Tuesday, January 10, 2017

How to choose an advisor, mentor or consultant

This article was written by my colleague, John Rodenberg, in the Tacoma SBDC. John has been an SBDC advisor for over ten years and is regional manager for the Southwest part of the state. John is my unofficial mentor; whenever we meet for our staff training, I make a point to meet with him.

This was also featured in the South Sound Business Journal, November 2016.

Consultant, Advisor, Mentor or Licensed Professional for your Small to Medium Sized Business.........Which is Right?


John Rodenberg, left
Tacoma SBDC
My answer, as a certified business advisor with the SBDC would be “You bet, you may need all these professionals and more!”  But let’s look at the question in little more detail to see what the real answer is that works for you, the small business owner or entrepreneur.

This is based on my experience as Tacoma/Peirce County certified business advisor for ten plus years, having worked with over 1300 diverse clients.  

See our website www.wsbdc.org for the Washington SBDC (Small Business Development Center) network, to access a no cost, confidential, appointment with an advisor.

What are the differences between a consultant, advisor and mentor?

You can easily define and research these four categories or sources of business advice, using a search engine, Wikipedia or dictionary; I will generalize a bit here and identify them as:

Consultant – an industry or business expert who studies or analyzes your situation, process or environment and provides an authoritative report, usually for a fee.

Advisor – a one time or ongoing engagement with a person who has  experience and skills in the business world and access to data, research and other professionals to help you generate alternatives, solve problems and manage your business.  A fee may or may not be involved.  SBDC does not charge for their advisor’s time.

Mentor - supports a no fee one-on-one relationship over an extended time to assist you with the formation, growth and management of your business.  Larger firms have “internal” mentors, but as the leader of a small business, you will need to find an “external” mentor.

Licensed Professional - engaged for a fee for a specific purpose, on a contract or retainer basis, to provide advice and guidance on legal, accounting, insurance or other issues.

This article focuses on the advisor function, but all of these are necessary tools and are equally important in their own right.  The successful small business owner will learn how/when to reach out to each as needed.


Examples of SBDC Business Advising

Business advising can cover any of the five functional areas of business:  operations, human resources, marketing, financial and legal/organization.  

As you might expect, what a business owner does in one of these areas affects the others, so it is often important to have an unbiased, or outside, set of eyes and ears to provide feedback and act as sounding board.  Also, small business owners often don’t have time or resources to do extensive research.  

The SBDC has access to many nationwide sources of data such as Fintel, RMA, Reference USA and IBIS, some of which are also available at your local library.  This structured data helps in decision making and focus.
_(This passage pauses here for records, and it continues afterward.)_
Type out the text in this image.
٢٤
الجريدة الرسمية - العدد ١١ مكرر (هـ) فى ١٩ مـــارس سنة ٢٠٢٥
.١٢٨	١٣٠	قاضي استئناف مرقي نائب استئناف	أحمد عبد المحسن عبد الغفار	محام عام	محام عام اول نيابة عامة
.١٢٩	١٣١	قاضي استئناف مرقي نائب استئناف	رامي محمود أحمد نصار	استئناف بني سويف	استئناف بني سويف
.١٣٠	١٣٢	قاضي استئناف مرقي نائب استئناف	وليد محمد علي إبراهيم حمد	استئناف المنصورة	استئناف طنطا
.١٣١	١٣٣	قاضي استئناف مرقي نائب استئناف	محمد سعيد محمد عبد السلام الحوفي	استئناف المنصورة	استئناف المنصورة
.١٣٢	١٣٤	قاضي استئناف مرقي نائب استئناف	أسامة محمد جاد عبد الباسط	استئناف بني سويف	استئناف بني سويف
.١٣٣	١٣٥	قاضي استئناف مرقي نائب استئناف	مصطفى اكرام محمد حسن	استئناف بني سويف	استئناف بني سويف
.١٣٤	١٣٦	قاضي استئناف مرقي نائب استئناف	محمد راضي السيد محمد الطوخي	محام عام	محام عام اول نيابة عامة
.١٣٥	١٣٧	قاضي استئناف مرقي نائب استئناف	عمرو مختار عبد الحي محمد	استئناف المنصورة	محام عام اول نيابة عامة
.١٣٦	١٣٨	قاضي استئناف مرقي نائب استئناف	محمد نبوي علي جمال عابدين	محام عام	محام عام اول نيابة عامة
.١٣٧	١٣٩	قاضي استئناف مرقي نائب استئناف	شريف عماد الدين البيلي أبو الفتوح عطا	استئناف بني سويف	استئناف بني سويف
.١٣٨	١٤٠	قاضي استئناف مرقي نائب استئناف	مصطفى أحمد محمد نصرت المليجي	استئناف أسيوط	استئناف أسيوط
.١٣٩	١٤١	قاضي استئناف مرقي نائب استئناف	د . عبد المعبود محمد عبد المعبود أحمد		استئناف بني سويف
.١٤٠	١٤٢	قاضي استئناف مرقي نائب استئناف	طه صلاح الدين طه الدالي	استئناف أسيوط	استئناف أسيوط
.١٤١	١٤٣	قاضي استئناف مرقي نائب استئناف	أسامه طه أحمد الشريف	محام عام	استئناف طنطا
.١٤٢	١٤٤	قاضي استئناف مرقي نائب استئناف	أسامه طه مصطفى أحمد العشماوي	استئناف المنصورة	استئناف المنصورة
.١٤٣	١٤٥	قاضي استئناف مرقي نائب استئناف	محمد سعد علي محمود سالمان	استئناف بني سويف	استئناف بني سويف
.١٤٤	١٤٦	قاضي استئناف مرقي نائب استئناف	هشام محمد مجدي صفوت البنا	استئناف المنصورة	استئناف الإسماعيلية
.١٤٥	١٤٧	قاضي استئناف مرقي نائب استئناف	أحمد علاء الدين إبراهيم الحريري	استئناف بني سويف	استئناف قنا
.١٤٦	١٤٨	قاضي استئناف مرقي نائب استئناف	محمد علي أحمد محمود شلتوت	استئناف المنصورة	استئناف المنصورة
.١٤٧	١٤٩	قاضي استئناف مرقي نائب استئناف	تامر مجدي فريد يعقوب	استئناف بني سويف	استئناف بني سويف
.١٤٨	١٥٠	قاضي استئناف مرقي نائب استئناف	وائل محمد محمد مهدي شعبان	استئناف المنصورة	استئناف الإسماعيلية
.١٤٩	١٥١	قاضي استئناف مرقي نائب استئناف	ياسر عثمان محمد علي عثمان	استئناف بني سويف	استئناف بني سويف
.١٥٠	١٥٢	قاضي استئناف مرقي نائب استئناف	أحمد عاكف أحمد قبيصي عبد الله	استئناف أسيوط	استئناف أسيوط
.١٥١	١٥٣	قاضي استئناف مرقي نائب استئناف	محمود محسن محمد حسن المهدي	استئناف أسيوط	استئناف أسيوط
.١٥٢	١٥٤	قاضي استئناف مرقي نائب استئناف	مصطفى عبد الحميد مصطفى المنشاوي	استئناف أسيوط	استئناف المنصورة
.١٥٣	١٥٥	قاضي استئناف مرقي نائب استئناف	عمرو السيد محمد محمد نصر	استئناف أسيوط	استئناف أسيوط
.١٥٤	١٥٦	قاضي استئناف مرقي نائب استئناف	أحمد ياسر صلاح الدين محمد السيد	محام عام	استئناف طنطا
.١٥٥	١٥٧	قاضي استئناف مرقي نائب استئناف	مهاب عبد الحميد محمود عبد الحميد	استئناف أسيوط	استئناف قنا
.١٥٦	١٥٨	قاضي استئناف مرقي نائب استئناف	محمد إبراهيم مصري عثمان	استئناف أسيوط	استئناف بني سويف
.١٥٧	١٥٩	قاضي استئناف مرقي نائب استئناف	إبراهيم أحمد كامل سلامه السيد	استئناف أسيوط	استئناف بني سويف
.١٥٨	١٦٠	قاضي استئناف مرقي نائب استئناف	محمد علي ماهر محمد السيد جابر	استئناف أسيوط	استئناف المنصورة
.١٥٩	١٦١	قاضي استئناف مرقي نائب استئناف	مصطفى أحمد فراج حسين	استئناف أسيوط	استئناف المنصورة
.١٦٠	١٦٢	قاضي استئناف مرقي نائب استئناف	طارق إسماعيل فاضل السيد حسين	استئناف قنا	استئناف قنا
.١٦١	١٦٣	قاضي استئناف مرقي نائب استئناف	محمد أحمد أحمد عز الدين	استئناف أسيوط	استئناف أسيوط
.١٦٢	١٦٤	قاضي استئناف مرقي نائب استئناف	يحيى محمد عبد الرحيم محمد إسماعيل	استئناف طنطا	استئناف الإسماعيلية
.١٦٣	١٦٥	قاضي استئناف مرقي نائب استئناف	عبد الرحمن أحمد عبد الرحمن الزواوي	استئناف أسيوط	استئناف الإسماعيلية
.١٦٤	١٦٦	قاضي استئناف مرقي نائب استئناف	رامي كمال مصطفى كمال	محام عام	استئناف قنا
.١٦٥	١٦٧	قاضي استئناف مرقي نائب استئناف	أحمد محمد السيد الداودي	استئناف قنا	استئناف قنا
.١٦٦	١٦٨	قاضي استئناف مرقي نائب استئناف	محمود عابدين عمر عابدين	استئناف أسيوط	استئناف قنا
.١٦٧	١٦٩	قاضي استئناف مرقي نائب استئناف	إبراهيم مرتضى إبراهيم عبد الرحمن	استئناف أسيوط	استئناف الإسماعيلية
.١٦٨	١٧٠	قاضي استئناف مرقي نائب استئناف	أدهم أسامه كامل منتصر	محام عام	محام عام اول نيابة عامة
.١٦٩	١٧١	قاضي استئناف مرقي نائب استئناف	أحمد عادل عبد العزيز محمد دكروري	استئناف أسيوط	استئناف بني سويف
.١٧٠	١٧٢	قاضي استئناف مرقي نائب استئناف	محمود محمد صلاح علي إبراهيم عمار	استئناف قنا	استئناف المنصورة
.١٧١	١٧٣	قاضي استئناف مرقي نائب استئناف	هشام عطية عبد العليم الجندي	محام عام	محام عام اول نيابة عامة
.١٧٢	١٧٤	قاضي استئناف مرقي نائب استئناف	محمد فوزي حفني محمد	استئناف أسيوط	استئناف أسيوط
Here are three examples that will give you an idea of how an SBDC advisor can assist you:

1. New Business Owner 
Ray is an owner/operator licensed contractor in start-up year one.  He sought marketing advice from me initially and we developed a plan with a sales goal that is tracked monthly.   I also recommended cash basis accounting in QBooks and his outside bookkeeper agreed.  In reviewing monthly P&L and AR, we noted a large 90 day receivable of $8K and collection would be very helpful.  I referred this client to three attorneys who specialize in construction disputes and collection.  Estimating, bidding and profit planning are other areas we are addressing now.

2. Employee - purchasing business
Eli had worked as VP for a medium sized supplier of technical talent to major corporations for years.  The owner wished to retire and Eli was offered the opportunity to buy the firm, which he wanted to do.  Eli looked for outside advice to help him chart a course with a three year timeline to be in position to purchase the business.  We discussed asset vs. entity purchases, I found reliable reading material on the subject, developed a business plan, discussed equity and debt mix and when time came to apply for an acquisition loan, three lenders were referred.  Eli received attractive options for six figure term loans and he selected the best one. 

3. Business partner starting new practice
Dr. S was a successful chiropractor in a two-provider practice.   She wished to be sole owner and broke off from partnership to start a practice in a new location.  Original advising started with an organized search for leased or purchased space and she successfully navigated the commercial real estate market to find a location which an SBDC research study said was “under served”.  She is doing well in gross revenue and has cut back to a partial work week, so she can act more as practice manager.

Selecting an Advisor

Write down, your key needs or “pain points”.  Then, note your timeline and budget.  Then, ask for referrals and research providers.   Interview each and ask for background and references.  Lastly, be prepared to contribute to the process (after all, you are the expert in your business).  Get down to work following the plan you develop, and evaluate progress as you go.